Group Method of Data Handling is the realization of inductive approach for mathematical modeling of complex systems. The contents of the "Soviet Journal of Automation and Information Sciences" (previously "Soviet Automatic Control", and then "Journal of Automation and Information Sciences" - full translation of the ukrainian journal "Avtomatica") reflect to some extent the history and facilitate the tracking of the experimental and analytical development of the GMDH technique.

The first investigation of GMDH abroad had been made by R.Shankar in 1972 [39]. Later different variants were published by japanese [16] and polish scientists. Their conclusion was following: GMDH is the best method for solving of the AI problems - identification, short-term and long-term forecast of random processes and pattern recognition in complex systems. Mathematical GMDH theory showed that regression analysis can be described as the particular case of GMDH [25].

Many scientists are join to development of GMDH theory and applications now. It is property not of the author Prof. A.G.Ivakhnenko, but many other. This method was developed since 1968 in the Combined Control Systems (CCS) group of the Institute of Cybernetics in Kyiv (Ukraina). Contributions to the field have come from many research areas of different disciplines. More than 220 candidate (Ph.D.) and 27 doctoral dissertations were defended in this approach by scientists from several countries. Different 19 monographs devoted to this method have been published in 10 countries.

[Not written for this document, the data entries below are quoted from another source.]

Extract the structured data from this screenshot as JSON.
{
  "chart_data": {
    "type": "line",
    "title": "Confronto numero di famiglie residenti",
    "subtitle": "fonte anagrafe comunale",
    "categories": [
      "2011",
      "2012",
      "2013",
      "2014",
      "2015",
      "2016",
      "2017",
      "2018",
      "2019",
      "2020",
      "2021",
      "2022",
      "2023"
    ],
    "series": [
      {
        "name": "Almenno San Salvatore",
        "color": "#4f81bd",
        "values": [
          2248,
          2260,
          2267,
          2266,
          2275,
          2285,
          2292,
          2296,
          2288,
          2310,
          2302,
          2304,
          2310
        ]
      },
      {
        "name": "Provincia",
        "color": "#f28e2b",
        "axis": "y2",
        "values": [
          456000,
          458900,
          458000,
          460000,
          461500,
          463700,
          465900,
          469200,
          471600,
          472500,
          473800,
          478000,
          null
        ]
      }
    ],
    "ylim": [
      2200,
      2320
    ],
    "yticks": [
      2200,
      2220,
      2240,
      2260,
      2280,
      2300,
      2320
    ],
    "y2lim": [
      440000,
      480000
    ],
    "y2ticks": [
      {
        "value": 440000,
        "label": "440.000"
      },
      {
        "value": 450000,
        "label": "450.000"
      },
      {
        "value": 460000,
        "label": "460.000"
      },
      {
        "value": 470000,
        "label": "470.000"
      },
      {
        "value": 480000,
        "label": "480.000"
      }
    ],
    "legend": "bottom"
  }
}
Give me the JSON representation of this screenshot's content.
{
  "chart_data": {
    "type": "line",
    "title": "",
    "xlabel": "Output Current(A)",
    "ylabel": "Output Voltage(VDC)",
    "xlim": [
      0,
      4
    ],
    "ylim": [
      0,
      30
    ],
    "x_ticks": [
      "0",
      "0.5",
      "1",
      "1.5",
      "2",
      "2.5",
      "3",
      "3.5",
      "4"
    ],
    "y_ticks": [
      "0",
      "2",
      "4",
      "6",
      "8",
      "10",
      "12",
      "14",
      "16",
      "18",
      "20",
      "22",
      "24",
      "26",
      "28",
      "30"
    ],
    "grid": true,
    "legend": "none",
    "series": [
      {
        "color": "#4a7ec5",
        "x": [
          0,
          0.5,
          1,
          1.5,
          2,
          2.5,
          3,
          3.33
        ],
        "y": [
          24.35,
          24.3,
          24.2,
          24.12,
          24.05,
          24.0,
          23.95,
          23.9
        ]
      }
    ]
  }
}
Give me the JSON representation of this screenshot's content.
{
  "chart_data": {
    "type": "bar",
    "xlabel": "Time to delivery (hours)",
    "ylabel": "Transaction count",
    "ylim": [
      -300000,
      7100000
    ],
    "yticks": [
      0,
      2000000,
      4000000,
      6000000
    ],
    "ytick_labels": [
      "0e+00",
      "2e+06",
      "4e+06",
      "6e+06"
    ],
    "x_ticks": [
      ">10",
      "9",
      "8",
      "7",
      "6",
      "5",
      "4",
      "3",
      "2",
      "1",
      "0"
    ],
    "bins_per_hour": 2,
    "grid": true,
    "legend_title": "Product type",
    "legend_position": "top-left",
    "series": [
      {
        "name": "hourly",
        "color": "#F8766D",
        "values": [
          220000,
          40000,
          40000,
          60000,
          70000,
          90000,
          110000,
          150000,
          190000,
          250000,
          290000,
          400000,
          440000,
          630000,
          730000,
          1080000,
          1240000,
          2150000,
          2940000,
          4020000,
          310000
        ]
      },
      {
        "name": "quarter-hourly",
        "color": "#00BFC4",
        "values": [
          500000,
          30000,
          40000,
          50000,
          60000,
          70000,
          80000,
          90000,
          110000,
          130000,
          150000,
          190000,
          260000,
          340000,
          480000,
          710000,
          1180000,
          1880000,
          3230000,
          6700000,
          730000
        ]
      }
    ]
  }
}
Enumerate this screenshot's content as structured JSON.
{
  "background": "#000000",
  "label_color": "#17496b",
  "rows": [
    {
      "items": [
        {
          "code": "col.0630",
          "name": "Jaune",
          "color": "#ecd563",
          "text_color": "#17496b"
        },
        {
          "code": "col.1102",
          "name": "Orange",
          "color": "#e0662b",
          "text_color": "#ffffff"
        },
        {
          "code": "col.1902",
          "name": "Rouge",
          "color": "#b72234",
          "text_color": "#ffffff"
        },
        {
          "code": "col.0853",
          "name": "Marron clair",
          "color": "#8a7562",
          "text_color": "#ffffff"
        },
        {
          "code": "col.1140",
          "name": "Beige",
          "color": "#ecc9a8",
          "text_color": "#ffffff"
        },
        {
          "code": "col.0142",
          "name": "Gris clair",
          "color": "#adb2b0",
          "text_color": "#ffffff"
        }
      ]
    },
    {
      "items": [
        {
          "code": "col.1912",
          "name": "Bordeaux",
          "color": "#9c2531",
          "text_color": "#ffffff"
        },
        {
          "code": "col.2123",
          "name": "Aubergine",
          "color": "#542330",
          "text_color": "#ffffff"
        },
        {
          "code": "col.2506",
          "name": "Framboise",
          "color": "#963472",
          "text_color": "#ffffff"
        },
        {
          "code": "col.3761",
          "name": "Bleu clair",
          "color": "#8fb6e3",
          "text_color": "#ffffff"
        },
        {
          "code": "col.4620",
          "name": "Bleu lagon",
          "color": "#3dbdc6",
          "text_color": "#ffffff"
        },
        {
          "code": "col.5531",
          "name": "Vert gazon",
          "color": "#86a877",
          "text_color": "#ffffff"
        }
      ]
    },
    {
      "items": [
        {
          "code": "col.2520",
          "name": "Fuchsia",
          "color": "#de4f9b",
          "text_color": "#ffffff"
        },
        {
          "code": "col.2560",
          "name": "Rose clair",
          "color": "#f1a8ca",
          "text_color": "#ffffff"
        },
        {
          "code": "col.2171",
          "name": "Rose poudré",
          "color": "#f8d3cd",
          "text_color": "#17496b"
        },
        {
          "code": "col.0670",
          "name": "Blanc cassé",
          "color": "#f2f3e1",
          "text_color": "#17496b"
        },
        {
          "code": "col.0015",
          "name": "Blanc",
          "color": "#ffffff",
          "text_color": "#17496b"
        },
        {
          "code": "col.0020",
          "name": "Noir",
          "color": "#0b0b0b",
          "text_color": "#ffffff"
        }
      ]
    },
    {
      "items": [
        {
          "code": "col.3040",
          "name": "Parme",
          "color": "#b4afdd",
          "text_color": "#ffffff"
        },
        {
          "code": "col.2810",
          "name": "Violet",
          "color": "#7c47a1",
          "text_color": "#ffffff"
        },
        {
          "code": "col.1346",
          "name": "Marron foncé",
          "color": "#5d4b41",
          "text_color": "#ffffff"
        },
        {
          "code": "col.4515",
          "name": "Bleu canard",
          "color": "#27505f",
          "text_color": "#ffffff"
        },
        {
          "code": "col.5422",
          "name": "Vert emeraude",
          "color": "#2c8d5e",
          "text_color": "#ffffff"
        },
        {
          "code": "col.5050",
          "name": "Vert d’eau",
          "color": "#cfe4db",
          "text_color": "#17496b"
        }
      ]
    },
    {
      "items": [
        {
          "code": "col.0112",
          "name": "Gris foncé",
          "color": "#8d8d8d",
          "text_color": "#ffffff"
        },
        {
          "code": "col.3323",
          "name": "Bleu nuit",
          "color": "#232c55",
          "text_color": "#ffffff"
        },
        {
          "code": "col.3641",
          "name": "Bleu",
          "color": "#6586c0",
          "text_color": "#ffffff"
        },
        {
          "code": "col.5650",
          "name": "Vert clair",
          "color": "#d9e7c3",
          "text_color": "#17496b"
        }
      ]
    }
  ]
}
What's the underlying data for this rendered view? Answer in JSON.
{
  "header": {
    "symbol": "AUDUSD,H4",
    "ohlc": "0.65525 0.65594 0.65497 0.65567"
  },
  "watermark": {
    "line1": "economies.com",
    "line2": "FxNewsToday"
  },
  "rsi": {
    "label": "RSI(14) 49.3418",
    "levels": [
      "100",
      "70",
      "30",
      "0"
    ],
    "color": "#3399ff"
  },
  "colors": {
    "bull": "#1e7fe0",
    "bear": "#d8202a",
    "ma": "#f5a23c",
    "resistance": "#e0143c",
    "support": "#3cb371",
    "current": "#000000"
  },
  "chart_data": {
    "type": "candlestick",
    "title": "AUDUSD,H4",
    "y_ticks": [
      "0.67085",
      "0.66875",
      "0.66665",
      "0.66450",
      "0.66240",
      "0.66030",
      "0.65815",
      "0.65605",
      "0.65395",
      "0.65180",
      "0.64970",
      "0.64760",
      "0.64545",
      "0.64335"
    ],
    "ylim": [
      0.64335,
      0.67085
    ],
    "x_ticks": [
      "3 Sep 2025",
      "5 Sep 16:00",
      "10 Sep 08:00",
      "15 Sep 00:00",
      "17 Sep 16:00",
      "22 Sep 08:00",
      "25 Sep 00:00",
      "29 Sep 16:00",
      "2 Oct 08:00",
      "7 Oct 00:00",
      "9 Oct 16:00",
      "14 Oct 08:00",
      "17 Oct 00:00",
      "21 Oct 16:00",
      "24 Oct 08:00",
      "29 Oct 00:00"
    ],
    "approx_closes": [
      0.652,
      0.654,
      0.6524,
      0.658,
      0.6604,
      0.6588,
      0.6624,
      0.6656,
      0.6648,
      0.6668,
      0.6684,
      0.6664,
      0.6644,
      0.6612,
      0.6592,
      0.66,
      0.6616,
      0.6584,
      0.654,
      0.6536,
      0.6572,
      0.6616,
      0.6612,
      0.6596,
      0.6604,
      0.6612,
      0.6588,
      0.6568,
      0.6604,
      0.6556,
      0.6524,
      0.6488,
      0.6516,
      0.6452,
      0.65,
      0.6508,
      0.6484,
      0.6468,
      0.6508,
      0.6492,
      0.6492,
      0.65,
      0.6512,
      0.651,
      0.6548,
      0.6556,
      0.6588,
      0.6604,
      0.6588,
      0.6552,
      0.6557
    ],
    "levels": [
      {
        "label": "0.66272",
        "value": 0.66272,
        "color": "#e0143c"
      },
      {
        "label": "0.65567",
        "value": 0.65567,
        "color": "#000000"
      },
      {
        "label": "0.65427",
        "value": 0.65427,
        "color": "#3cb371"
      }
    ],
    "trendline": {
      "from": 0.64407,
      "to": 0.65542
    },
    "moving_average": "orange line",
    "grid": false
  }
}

Period 1968-1971 is characterized by application of one regularity criterion for solving of the problems of identification, pattern recognition and short-term forecasting. As reference functions polynomials, logical nets, fuzzy Zadeh sets and Bayes probability formulas were used. Authors were staggered by high accuracy of forecastings. Noiseimmunity was not investigated.

Period 1972-1975. The problem of modeling of noised data and with incomplete information basis was solved. Multicriteria selection and utilization of additional apriory information for noiseimmunity increasing were proposed. Best experiments showed that with extended definition of the optimal model by additional criterion noise level can be ten times more than signal. Then it was improved using Shennon's theorem of General Communication theory.

Period 1976-1979. The convergence of multilayered GMDH algorithms was investigated. It was shown that some multilayered algorithms have "multilayerness error" - analogical to static error of control systems. In 1977 solution of objective systems analysis problems by multilayered GMDH algorithms was proposed. It turned out that sorting-out by criteria ensemble allow to choose the only optimal system of equations and therefore to show complex object elements, their main input and output variables.

Period 1980-1988. Many important theoretical results were received. It became clear that full (contentative) physical models cannot be used for long-term forecasting. It was proved, that non-physical models of GMDH are more accurate for approximation and forecast than physical models of regression analysis. Two-level algorithms which use two different time scales for modeling were developed.

Period 1989-to present time. New algorithms (AC, OCC,PF) for non-parametric modeling of fuzzy objects and SLP for expert systems were developed and investigated. Present stage of work is devoted to development and implementation, mainly into economical systems, of twice-multilayered neuronets, which open a new solution to the problem of self-organization of artificial neuronets - models of human brains. Among the last it is possible to point out recent work with title "Inductive computer advisor for current forecasting of ukrainian macroeconomy".

At present time it can be noted that further increase of accuracy of artificial intelligence problems may need application of preliminary working up of experimental data by the Objective Computer Clusterization (OCC) algorithm. Then the main Combinatorial (COMBI) algorithm should be used. Further increase of accuracy can be finished by implementation at the output of processing system of the neural nets with active neurons (TMNN), which is found their input connections by self-organization themselves.

Glushkov Institute of Cybernetics is one of the principal centers of research in the field of control theory and applications in exUSSR. There was created the first on the Europe continent electronic computer MESM in 1950.